Whole cells were harvested 72 h after transfection and protein samples were subjected to sodium dodecyl sulfate-polyacrylamide gel electrophoresis (SDS-PAGE) and blotted with primary antibodies recognizing ENPP2 (ab77104, Abcam, British) and β-actin (Cell Signing, United States), respectively. Protein bands were visualized using ECL Plus western blotting detection reagents (Millipore, United States).

Enzyme-Linked Immunosorbent Assay

Secreted HBsAg and HBeAg in culture media from HCC cells were quantified by a double-antibody sandwich ELISA and compared to the cutoff value (the cutoff values were 0.05 for HBsAg and 1 for HBeAg). As for detection of secreted ENPP2, after balancing all reagents in the kit and samples to room temperature (RT), we added 100 μl of assay diluent RD1-34 to each well and then added 50 μl of standard, control, or sample per well in duplicate. The solutions were incubated for 2 h at RT on a horizontal orbital microplate shaker set at 500 rpm. Each well was aspirated and washed with wash buffer (400 μl) four times. A total of 200 μl of human ENPP2 conjugate was added to each well and incubated for 2 h at RT on the shaker.

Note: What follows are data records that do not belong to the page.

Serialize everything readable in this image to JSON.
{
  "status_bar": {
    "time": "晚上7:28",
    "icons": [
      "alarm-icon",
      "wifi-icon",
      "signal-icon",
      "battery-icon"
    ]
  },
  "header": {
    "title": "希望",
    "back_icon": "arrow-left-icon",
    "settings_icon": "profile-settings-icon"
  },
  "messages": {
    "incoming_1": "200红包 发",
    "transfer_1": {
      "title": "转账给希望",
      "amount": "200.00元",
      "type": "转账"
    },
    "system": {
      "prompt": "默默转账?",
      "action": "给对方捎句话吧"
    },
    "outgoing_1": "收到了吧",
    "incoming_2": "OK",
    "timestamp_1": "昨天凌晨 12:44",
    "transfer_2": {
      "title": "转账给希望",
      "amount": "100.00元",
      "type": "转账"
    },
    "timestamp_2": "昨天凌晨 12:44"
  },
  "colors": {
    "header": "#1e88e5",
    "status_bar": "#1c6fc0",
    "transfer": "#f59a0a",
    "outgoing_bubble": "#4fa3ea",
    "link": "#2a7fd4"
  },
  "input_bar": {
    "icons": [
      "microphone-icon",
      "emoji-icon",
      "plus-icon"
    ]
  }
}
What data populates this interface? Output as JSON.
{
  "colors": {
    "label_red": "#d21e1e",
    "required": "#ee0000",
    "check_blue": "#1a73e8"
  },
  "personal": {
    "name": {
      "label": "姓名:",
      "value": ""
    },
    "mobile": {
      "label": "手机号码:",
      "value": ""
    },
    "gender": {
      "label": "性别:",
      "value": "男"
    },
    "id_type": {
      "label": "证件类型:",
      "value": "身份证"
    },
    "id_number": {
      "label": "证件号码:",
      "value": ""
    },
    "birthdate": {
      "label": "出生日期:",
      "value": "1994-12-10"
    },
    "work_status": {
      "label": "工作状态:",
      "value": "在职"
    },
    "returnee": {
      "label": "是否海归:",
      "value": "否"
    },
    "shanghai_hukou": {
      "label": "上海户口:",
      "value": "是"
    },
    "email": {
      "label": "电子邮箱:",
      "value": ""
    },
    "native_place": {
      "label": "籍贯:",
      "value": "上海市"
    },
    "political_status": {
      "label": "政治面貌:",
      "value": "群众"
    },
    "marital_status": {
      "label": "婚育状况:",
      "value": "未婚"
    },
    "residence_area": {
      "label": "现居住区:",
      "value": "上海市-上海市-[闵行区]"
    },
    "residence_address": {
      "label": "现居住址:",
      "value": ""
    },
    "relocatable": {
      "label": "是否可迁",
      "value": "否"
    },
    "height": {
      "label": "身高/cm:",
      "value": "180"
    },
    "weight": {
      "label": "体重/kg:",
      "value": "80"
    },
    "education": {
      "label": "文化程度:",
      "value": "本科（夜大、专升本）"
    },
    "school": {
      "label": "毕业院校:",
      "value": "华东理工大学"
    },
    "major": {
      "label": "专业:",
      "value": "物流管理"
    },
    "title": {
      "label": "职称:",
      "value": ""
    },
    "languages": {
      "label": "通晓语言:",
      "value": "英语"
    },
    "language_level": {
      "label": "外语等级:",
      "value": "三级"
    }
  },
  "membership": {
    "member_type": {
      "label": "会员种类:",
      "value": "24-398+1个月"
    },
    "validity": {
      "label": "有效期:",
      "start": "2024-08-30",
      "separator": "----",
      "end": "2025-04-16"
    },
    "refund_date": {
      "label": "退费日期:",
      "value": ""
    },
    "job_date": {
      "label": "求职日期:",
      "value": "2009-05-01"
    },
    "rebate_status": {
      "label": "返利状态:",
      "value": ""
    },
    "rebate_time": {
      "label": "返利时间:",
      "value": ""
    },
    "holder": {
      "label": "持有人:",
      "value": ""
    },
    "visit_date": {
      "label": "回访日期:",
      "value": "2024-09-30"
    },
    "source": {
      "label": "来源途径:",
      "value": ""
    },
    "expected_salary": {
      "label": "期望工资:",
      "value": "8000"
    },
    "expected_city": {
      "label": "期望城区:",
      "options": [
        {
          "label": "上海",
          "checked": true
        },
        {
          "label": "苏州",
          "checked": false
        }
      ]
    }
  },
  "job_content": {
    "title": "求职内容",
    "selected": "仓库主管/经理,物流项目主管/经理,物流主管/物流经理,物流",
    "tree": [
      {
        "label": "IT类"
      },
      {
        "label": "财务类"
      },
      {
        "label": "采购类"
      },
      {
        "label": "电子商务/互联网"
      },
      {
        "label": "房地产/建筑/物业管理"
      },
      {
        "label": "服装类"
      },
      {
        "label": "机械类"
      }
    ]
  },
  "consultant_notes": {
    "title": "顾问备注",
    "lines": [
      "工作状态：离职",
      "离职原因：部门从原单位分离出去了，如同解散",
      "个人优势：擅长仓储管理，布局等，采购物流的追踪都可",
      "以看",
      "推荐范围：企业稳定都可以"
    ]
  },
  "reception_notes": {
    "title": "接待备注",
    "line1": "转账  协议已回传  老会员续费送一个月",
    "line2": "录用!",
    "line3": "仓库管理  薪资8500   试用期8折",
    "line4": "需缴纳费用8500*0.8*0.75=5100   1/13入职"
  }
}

The solutions were aspirated and washed with wash buffer (400 μl) four times. A total of 200 μl of substrate solution was added to each well and incubated for 30 min at RT without light. Then, 50 μl of stop solution was added to each well and the optical density at 450 nm was detected with correction at 540 nm. A standard curve was constructed by plotting the mean absorbance for each standard on the y-axis against the concentration on the x-axis, and the concentration of ENPP2 for each sample was calculated according to the standard curve.

Quantitative Real-Time Polymerase Chain Reaction

Total RNAs were extracted using TRIzol reagent (Invitrogen, United States) and were reverse-transcribed with a PrimeScriptTM RT Reagent kit (Takara, Japan). RT-qPCR was performed with a 7500 Real-Time PCR system (Thermo Scientific, United States) using TB Green® Premix Ex Taq™ II as described by the manufacturer’s protocol (Takara, Japan). The enpp2 mRNA expression level was normalized to gapdh and quantified by the comparative CT (2−ΔΔCT) method and then multiplied by 106. All primers used for RT-qPCR are listed in Supplementary Table S1.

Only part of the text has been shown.